In a letter to the Ukrainian Ministry of Environmental Protection, the Implementation Committee under the Espoo Convention wrote that Ukraine was in breach of the UN Convention that the country ratified in 1999.
In its national Energy Strategy, Ukraine envisages prolonging the lifetime of 12 old nuclear reactors, whose licence for operation would otherwise expire by 2020. Kiev has already renewed licences for two units (Rivne 1 and Rivne 2) and is close to prolonging the functioning of a third reactor, the South Ukrainian Unit 1.
CEE Bankwatch Network, together with Greenpeace CEE and Friends of the Earth Europe (FoEE), is now calling on the EBRD, whose 300 million euros loan to the Ukrainian nuclear operator is enabling the Ukrainian lifetime expansions, to halt any disbursements of funds until Ukraine meets its obligations under the Espoo Convention.
Iryna Holovko, Bankwatch national campaigner for Ukraine, comments:
“The EBRD has been systematically turning a blind eye to the fact that their loan to the Ukrainian nuclear sector endorses Ukraine’s nuclear lifetime extension agenda. The bank went ahead with their loan to upgrade old Ukrainian reactors which are meanwhile being prepared for another 15 to 20 years of operation without a comprehensive Environmental Impact Assessment. This is an irresponsible approach on the part of a public bank, to put it mildly.

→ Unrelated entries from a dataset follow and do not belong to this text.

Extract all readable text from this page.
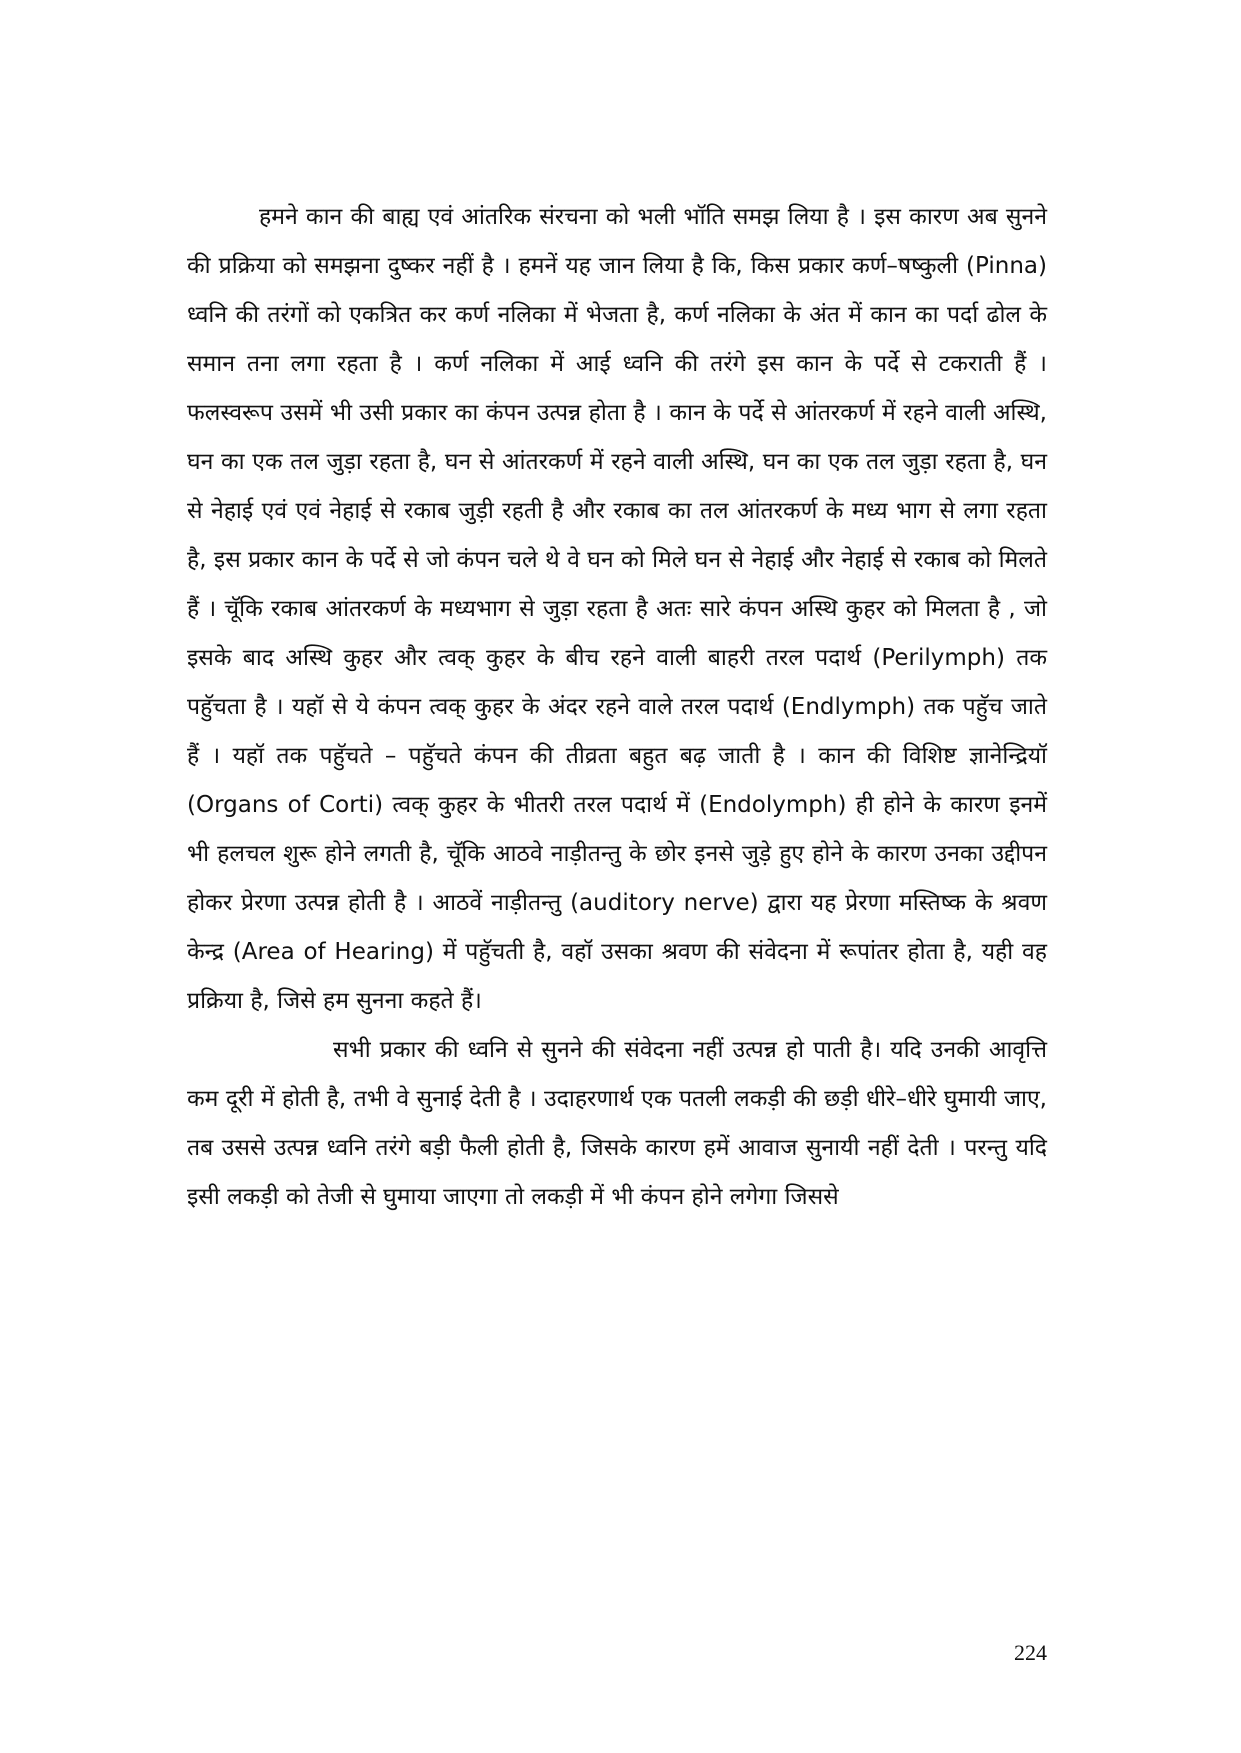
हमने कान की बाह्य एवं आंतरिक संरचना को भली भॉति समझ लिया है । इस कारण अब सुनने की प्रक्रिया को समझना दुष्कर नहीं है । हमनें यह जान लिया है कि, किस प्रकार कर्ण–षष्कुली (Pinna) ध्वनि की तरंगों को एकत्रित कर कर्ण नलिका में भेजता है, कर्ण नलिका के अंत में कान का पर्दा ढोल के समान तना लगा रहता है । कर्ण नलिका में आई ध्वनि की तरंगे इस कान के पर्दे से टकराती हैं । फलस्वरूप उसमें भी उसी प्रकार का कंपन उत्पन्न होता है । कान के पर्दे से आंतरकर्ण में रहने वाली अस्थि, घन का एक तल जुड़ा रहता है, घन से आंतरकर्ण में रहने वाली अस्थि, घन का एक तल जुड़ा रहता है, घन से नेहाई एवं एवं नेहाई से रकाब जुड़ी रहती है और रकाब का तल आंतरकर्ण के मध्य भाग से लगा रहता है, इस प्रकार कान के पर्दे से जो कंपन चले थे वे घन को मिले घन से नेहाई और नेहाई से रकाब को मिलते हैं । चूॅकि रकाब आंतरकर्ण के मध्यभाग से जुड़ा रहता है अतः सारे कंपन अस्थि कुहर को मिलता है , जो इसके बाद अस्थि कुहर और त्वक् कुहर के बीच रहने वाली बाहरी तरल पदार्थ (Perilymph) तक पहुॅचता है । यहॉ से ये कंपन त्वक् कुहर के अंदर रहने वाले तरल पदार्थ (Endlymph) तक पहुॅच जाते हैं । यहॉ तक पहुॅचते – पहुॅचते कंपन की तीव्रता बहुत बढ़ जाती है । कान की विशिष्ट ज्ञानेन्द्रियॉ (Organs of Corti) त्वक् कुहर के भीतरी तरल पदार्थ में (Endolymph) ही होने के कारण इनमें भी हलचल शुरू होने लगती है, चूॅकि आठवे नाड़ीतन्तु के छोर इनसे जुड़े हुए होने के कारण उनका उद्दीपन होकर प्रेरणा उत्पन्न होती है । आठवें नाड़ीतन्तु (auditory nerve) द्वारा यह प्रेरणा मस्तिष्क के श्रवण केन्द्र (Area of Hearing) में पहुॅचती है, वहॉ उसका श्रवण की संवेदना में रूपांतर होता है, यही वह प्रक्रिया है, जिसे हम सुनना कहते हैं।

सभी प्रकार की ध्वनि से सुनने की संवेदना नहीं उत्पन्न हो पाती है। यदि उनकी आवृत्ति कम दूरी में होती है, तभी वे सुनाई देती है । उदाहरणार्थ एक पतली लकड़ी की छड़ी धीरे–धीरे घुमायी जाए, तब उससे उत्पन्न ध्वनि तरंगे बड़ी फैली होती है, जिसके कारण हमें आवाज सुनायी नहीं देती । परन्तु यदि इसी लकड़ी को तेजी से घुमाया जाएगा तो लकड़ी में भी कंपन होने लगेगा जिससे

224
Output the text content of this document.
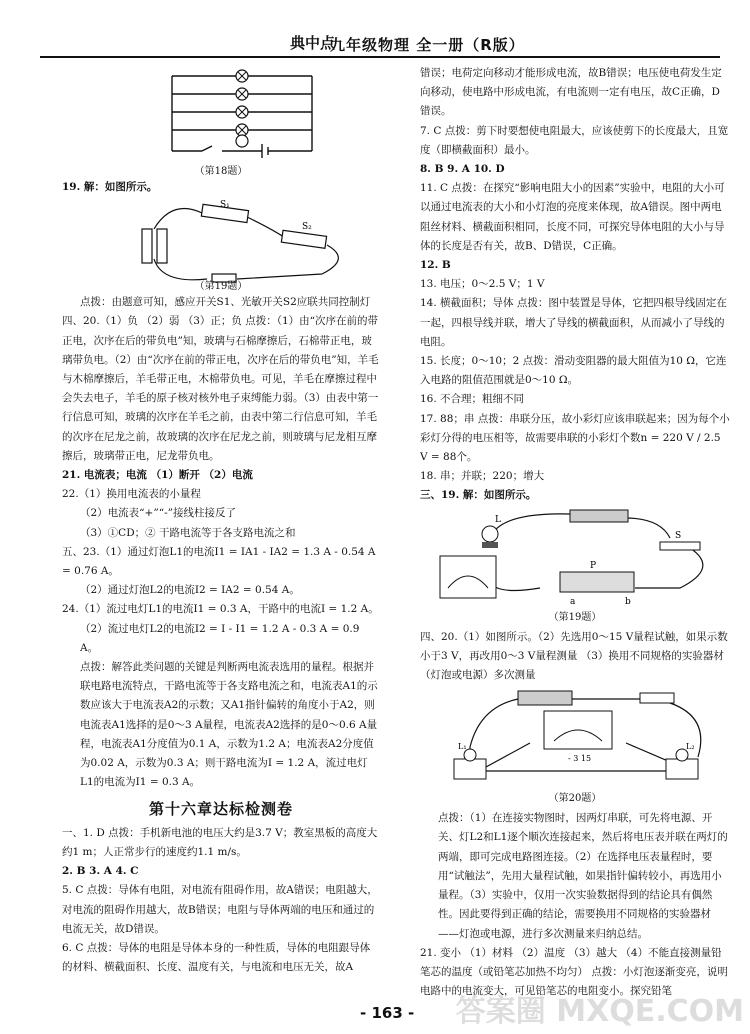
典中点
九年级物理 全一册（R版）
（第18题）
19. 解：如图所示。
S₁
S₂
（第19题）
点拨：由题意可知，感应开关S1、光敏开关S2应联共同控制灯
四、20.（1）负 （2）弱 （3）正；负 点拨：（1）由“次序在前的带正电，次序在后的带负电”知，玻璃与石棉摩擦后，石棉带正电，玻璃带负电。（2）由“次序在前的带正电，次序在后的带负电”知，羊毛与木棉摩擦后，羊毛带正电，木棉带负电。可见，羊毛在摩擦过程中会失去电子，羊毛的原子核对核外电子束缚能力弱。（3）由表中第一行信息可知，玻璃的次序在羊毛之前，由表中第二行信息可知，羊毛的次序在尼龙之前，故玻璃的次序在尼龙之前，则玻璃与尼龙相互摩擦后，玻璃带正电，尼龙带负电。
21. 电流表；电流 （1）断开 （2）电流
22.（1）换用电流表的小量程
（2）电流表“+”“-”接线柱接反了
（3）①CD；② 干路电流等于各支路电流之和
五、23.（1）通过灯泡L1的电流I1 = IA1 - IA2 = 1.3 A - 0.54 A = 0.76 A。
（2）通过灯泡L2的电流I2 = IA2 = 0.54 A。
24.（1）流过电灯L1的电流I1 = 0.3 A，干路中的电流I = 1.2 A。
（2）流过电灯L2的电流I2 = I - I1 = 1.2 A - 0.3 A = 0.9 A。
点拨：解答此类问题的关键是判断两电流表选用的量程。根据并联电路电流特点，干路电流等于各支路电流之和，电流表A1的示数应该大于电流表A2的示数；又A1指针偏转的角度小于A2，则电流表A1选择的是0～3 A量程，电流表A2选择的是0～0.6 A量程，电流表A1分度值为0.1 A，示数为1.2 A；电流表A2分度值为0.02 A，示数为0.3 A；则干路电流为I = 1.2 A，流过电灯L1的电流为I1 = 0.3 A。
第十六章达标检测卷
一、1. D 点拨：手机新电池的电压大约是3.7 V；教室黑板的高度大约1 m；人正常步行的速度约1.1 m/s。
2. B 3. A 4. C
5. C 点拨：导体有电阻，对电流有阻碍作用，故A错误；电阻越大，对电流的阻碍作用越大，故B错误；电阻与导体两端的电压和通过的电流无关，故D错误。
6. C 点拨：导体的电阻是导体本身的一种性质，导体的电阻跟导体的材料、横截面积、长度、温度有关，与电流和电压无关，故A
错误；电荷定向移动才能形成电流，故B错误；电压使电荷发生定向移动，使电路中形成电流，有电流则一定有电压，故C正确，D错误。
7. C 点拨：剪下时要想使电阻最大，应该使剪下的长度最大，且宽度（即横截面积）最小。
8. B 9. A 10. D
11. C 点拨：在探究“影响电阻大小的因素”实验中，电阻的大小可以通过电流表的大小和小灯泡的亮度来体现，故A错误。图中两电阻丝材料、横截面积相同，长度不同，可探究导体电阻的大小与导体的长度是否有关，故B、D错误，C正确。
12. B
13. 电压；0～2.5 V；1 V
14. 横截面积；导体 点拨：图中装置是导体，它把四根导线固定在一起，四根导线并联，增大了导线的横截面积，从而减小了导线的电阻。
15. 长度；0～10；2 点拨：滑动变阻器的最大阻值为10 Ω，它连入电路的阻值范围就是0～10 Ω。
16. 不合理；粗细不同
17. 88；串 点拨：串联分压，故小彩灯应该串联起来；因为每个小彩灯分得的电压相等，故需要串联的小彩灯个数n = 220 V / 2.5 V = 88个。
18. 串；并联；220；增大
三、19. 解：如图所示。
L
S
P
a	b
（第19题）
四、20.（1）如图所示。（2）先选用0～15 V量程试触，如果示数小于3 V，再改用0～3 V量程测量 （3）换用不同规格的实验器材（灯泡或电源）多次测量
L₁	L₂
- 3 15
（第20题）
点拨：（1）在连接实物图时，因两灯串联，可先将电源、开关、灯L2和L1逐个顺次连接起来，然后将电压表并联在两灯的两端，即可完成电路图连接。（2）在选择电压表量程时，要用“试触法”，先用大量程试触，如果指针偏转较小，再选用小量程。（3）实验中，仅用一次实验数据得到的结论具有偶然性。因此要得到正确的结论，需要换用不同规格的实验器材——灯泡或电源，进行多次测量来归纳总结。
21. 变小 （1）材料 （2）温度 （3）越大 （4）不能直接测量铅笔芯的温度（或铅笔芯加热不均匀） 点拨：小灯泡逐渐变亮，说明电路中的电流变大，可见铅笔芯的电阻变小。探究铅笔
- 163 - 答案圈 MXQE.COM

“Now an UN competent body is clearly saying that the lack of an EIA and of a consultation with neighbouring impacted countries puts Ukraine in breach of international legislation it has ratified. If the EBRD really wants nuclear safety in Ukraine as it claims, it must take this opportunity to halt the disbursement of its loan and condition the payments to obligatory compliance with Espoo requirements, that is, the preparation of an EIA for all units under preparation for extension and consultation with neighbouring states.”